Poor Alexander. Another lost soul that I helped. Alexander was a beggar that nobody cared for. He was old. Old with wrinkles. Old and smelly in layers of rag clothes. Old and filthy, with long white hair and a matching beard. You can smell him coming from afar thanks to his cheap wine cologne.

No one will really miss that guy.

Some people were beating him up for fun one night, but that was too easy to be really fun. Storming in with my brand new baseball bat, I can still remember the sweet sound of their cracked bones under each of my blows. I saved Alexander from them, and then I treated him to a fancy restaurant dinner. We talked. He said he lost everything because he couldn't stop drinking. He talked way too much to me until he said this:

Thank you, Paul.

I bought him bottles and bottles of wine every day for six years until the day his cancer got the best of him. He died in the same spot where he begged every day, screaming in pain with nobody helping him. I saw some people kicking, him too. I didn't kill him. He just died naturally. He would have died anyway.

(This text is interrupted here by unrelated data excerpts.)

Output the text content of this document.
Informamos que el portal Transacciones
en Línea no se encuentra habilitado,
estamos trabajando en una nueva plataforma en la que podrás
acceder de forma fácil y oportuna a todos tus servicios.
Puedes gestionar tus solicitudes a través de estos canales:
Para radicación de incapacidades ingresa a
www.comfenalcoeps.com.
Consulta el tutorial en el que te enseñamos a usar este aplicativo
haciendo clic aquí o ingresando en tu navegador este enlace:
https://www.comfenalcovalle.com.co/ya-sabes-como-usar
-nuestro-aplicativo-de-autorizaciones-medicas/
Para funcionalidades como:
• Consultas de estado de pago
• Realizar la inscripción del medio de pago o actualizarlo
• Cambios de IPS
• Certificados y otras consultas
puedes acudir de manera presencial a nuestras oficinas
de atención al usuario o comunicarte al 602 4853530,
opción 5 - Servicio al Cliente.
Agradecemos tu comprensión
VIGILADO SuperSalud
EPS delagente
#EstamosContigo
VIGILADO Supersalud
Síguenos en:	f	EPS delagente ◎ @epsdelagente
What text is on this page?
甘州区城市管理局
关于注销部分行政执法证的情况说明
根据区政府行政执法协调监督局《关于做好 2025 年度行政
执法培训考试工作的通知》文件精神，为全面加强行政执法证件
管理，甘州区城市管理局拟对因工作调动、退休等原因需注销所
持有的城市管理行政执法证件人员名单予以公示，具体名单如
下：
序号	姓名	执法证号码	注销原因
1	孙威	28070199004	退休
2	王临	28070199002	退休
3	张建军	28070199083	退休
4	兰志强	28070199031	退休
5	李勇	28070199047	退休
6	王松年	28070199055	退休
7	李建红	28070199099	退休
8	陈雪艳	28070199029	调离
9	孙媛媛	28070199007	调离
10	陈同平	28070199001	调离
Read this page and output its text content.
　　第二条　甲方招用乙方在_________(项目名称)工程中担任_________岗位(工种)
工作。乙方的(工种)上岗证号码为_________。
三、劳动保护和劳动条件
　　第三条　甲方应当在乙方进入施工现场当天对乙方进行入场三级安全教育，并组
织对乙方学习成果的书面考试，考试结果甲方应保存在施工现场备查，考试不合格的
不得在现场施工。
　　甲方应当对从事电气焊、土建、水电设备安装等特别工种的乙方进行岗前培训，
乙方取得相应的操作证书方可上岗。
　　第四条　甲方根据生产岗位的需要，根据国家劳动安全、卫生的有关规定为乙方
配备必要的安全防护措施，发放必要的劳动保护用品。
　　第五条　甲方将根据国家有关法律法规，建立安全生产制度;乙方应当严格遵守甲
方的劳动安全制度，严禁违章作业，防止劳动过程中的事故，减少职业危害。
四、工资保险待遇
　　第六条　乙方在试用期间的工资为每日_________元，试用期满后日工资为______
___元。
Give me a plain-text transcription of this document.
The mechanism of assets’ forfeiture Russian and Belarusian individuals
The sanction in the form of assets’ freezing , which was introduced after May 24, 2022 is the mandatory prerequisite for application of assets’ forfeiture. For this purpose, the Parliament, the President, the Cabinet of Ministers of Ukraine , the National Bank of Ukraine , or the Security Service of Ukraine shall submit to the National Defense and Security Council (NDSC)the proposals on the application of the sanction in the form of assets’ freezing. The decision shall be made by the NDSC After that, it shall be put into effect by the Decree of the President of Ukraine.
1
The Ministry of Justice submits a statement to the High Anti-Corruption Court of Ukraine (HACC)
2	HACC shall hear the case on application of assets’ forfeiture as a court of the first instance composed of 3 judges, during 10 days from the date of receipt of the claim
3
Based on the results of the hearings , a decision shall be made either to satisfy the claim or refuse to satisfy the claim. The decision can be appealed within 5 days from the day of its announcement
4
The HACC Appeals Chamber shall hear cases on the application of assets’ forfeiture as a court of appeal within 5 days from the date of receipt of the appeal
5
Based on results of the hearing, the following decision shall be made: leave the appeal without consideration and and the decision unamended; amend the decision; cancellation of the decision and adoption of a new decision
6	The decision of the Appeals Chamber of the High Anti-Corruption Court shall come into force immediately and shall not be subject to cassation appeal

People don't care for miscreants like Alexander. They only care about you when you're well groomed, well spoken, and educated. I think I did him a favour there, as winter was coming too.

You still doubt my words, I presume? Let me tell you, when I walk home on that day in my roughed-up Kiton suit, so many people stop by, checking on me. Some even offer me a cigarette and a pat on the shoulder. Poor fools.